243 Hürther registrierten sich, 235 begannen damit, einen Fragebogen auszufüllen. Doch nur 204 komplette Fragebögen konnten letztlich ausgewertet werden. Für Sonja Kreienfeld von der Firma Globalpark, die das Programm erstellt hatte, ein gutes Ergebnis. Rund 10 000 Euro kostete diese Aktion, die nicht einmalig bleiben soll.
Keinesfalls gespart werden sollte nach Ansicht der Mehrheit der Bürger in den Bereichen Kinder-, Jugend- und Familienhilfe, Schulträgeraufgaben sowie Sicherheit und Ordnung.
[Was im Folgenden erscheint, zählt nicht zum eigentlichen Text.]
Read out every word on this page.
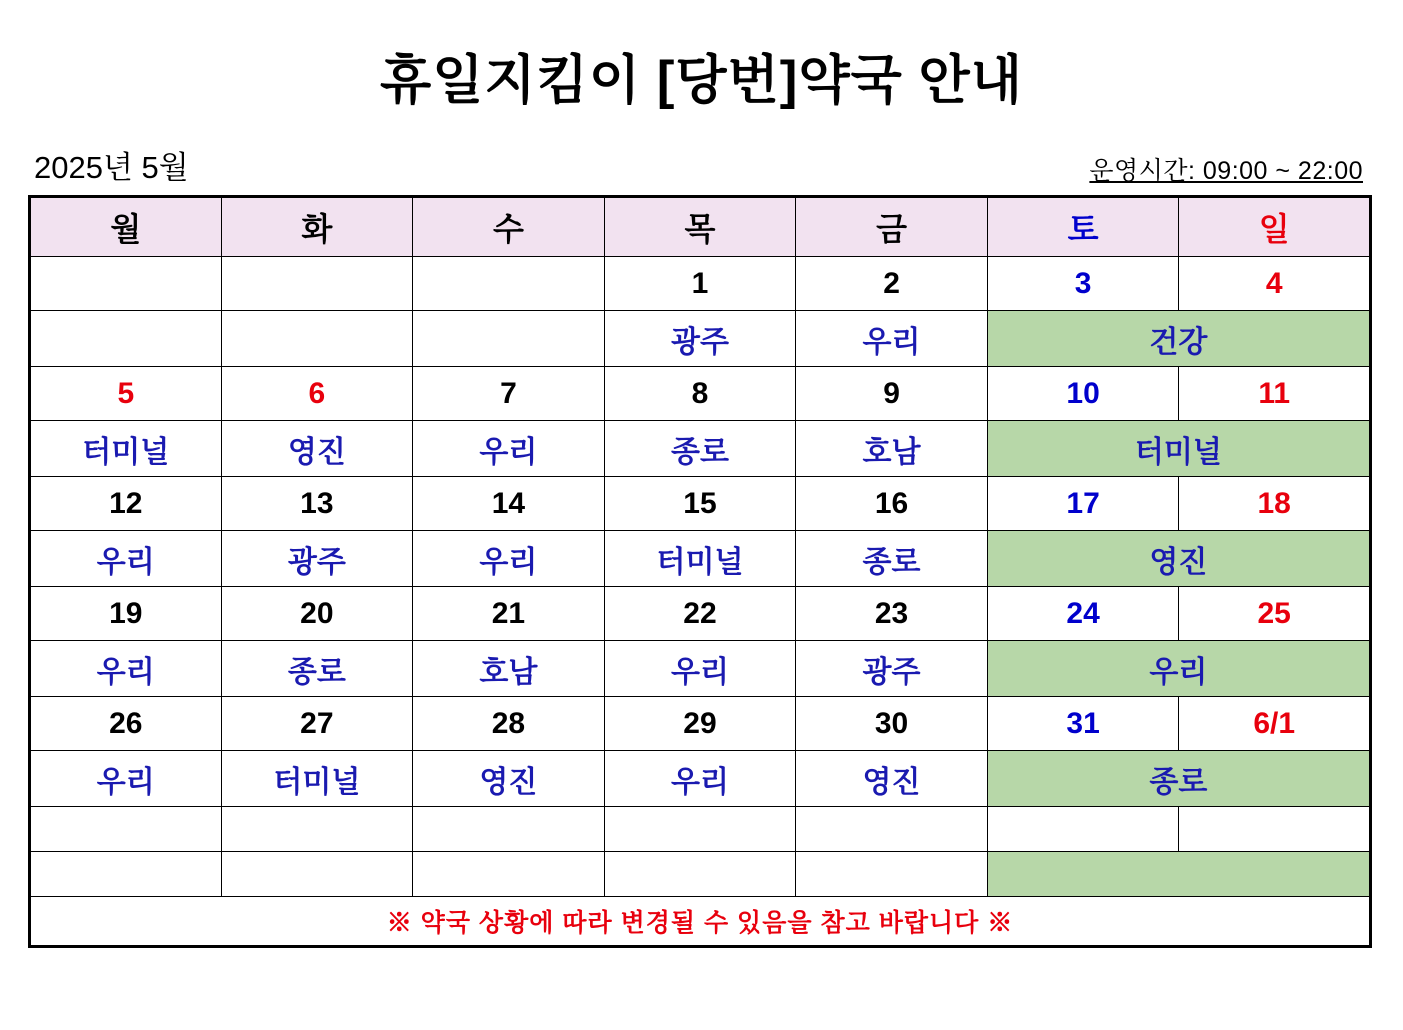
휴일지킴이 [당번]약국 안내
2025년 5월	운영시간: 09:00 ~ 22:00
월	화	수	목	금	토	일
			1	2	3	4
			광주	우리	건강	
5	6	7	8	9	10	11
터미널	영진	우리	종로	호남	터미널	
12	13	14	15	16	17	18
우리	광주	우리	터미널	종로	영진	
19	20	21	22	23	24	25
우리	종로	호남	우리	광주	우리	
26	27	28	29	30	31	6/1
우리	터미널	영진	우리	영진	종로	

※ 약국 상황에 따라 변경될 수 있음을 참고 바랍니다 ※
Den Rotstift ansetzen würden die Bürger dagegen bei den Gruppen Innere Verwaltung, Stadtentwicklung oder der Sportförderung - gerade Letzteres erstaunte Bürgermeister Walther Boecker.
Einsparungen beim Bürgerhaus, der Wirtschaftsförderung, im Stadtarchiv und der Kulturförderung wurden begrüßt. Auf Ablehnung stießen allerdings größere Sparmaßnahmen im Bereich Musikschule oder Volkshochschule. Die Auswertung, die nicht repräsentativ ist, bekamen auch die Ratsfraktionen für ihre Haushaltsberatungen.